Our Solution: 316 marine-grade stainless steel or galvanized fasteners for any install in the waterfront zone. Outdoor balcony TVs on the Belt Parkway side get weatherproof mounts rated for coastal exposure.
The Problem: Two-family homes with separate entrances are the Bath Beach standard for multigenerational households. Two TVs, sometimes three, in one visit — but the concrete floor slab between units often blocks Wi-Fi, so streaming on the upstairs TV buffers while the downstairs router is fine.
Our Solution: Cat6 drop from the router through a small bore in the slab to both units. Hardwired streaming on both floors. 10% off for 2+ TVs same visit.
The Problem: Bath Beach is 41% Asian, 40% White, with Chinese, Russian, Uzbek, Pakistani, and Italian households common. Installers who don't accommodate language differences end up drilling in the wrong spot and the homeowner is afraid to correct them.
Our Solution: Plain-English communication, pointing to the spot before drilling, photographing the mount location on a phone and showing it for approval, texting the finished mount photo before leaving. Zero language barriers to a good install.
The Problem: The commercial strips need TVs that survive long hours, kitchen heat, elevated-structure vibration, and multilingual customer bases. Many restaurants want TVs visible from both indoor and sidewalk seating.
Our Solution: Ceiling mounts for clear sightlines, commercial-grade multi-screen for sports and Euro matches, outdoor weatherproof TVs for Bath Avenue sidewalk dining. COI for every commercial landlord. After-hours or before-open scheduling.
Anchored into brick veneer thinking it was solid.
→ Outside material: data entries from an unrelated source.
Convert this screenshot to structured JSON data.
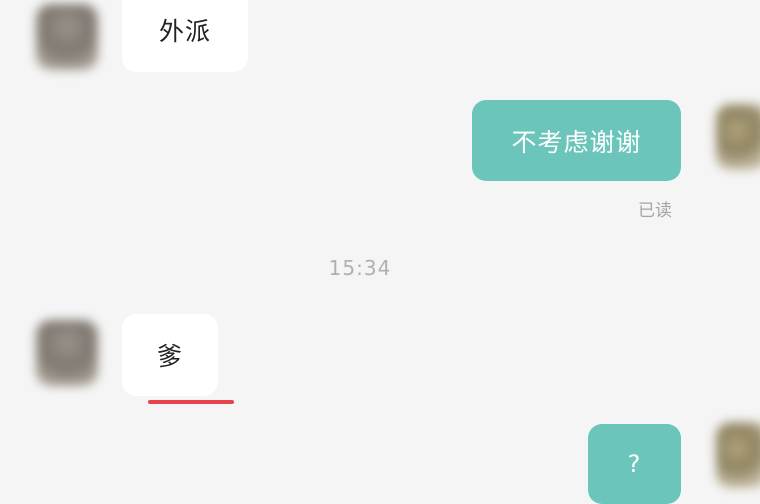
{
  "messages": [
    {
      "side": "incoming",
      "text": "外派"
    },
    {
      "side": "outgoing",
      "text": "不考虑谢谢",
      "status": "已读"
    },
    {
      "side": "incoming",
      "text": "爹"
    },
    {
      "side": "outgoing",
      "text": "?"
    }
  ],
  "timestamp": "15:34",
  "colors": {
    "outgoing_bubble": "#6bc5bb",
    "incoming_bubble": "#ffffff",
    "background": "#f5f5f5",
    "underline": "#e8424d"
  }
}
Veneer cracked, TV dropped. We reinstall into the stud cavity behind with toggle bolts and patch the veneer.
No lock washers, no Loctite. Every passing D loosened it. Re-secure with vibration-dampening hardware. Licensed TV installer NYC.
No COI. We provide one at no charge. NYS #12000287431 satisfies every walk-up building on Bath and Benson Avenues.
Cat6 drop between units, re-mount in the correct room. 10% off multi-TV.
Slim color-matched cable channel on brick, in-wall on drywall. Surround sound routing clean.
Standard hardware rusted through year 2. Replace with 316 marine stainless. Weatherproof outdoor TV housing if needed.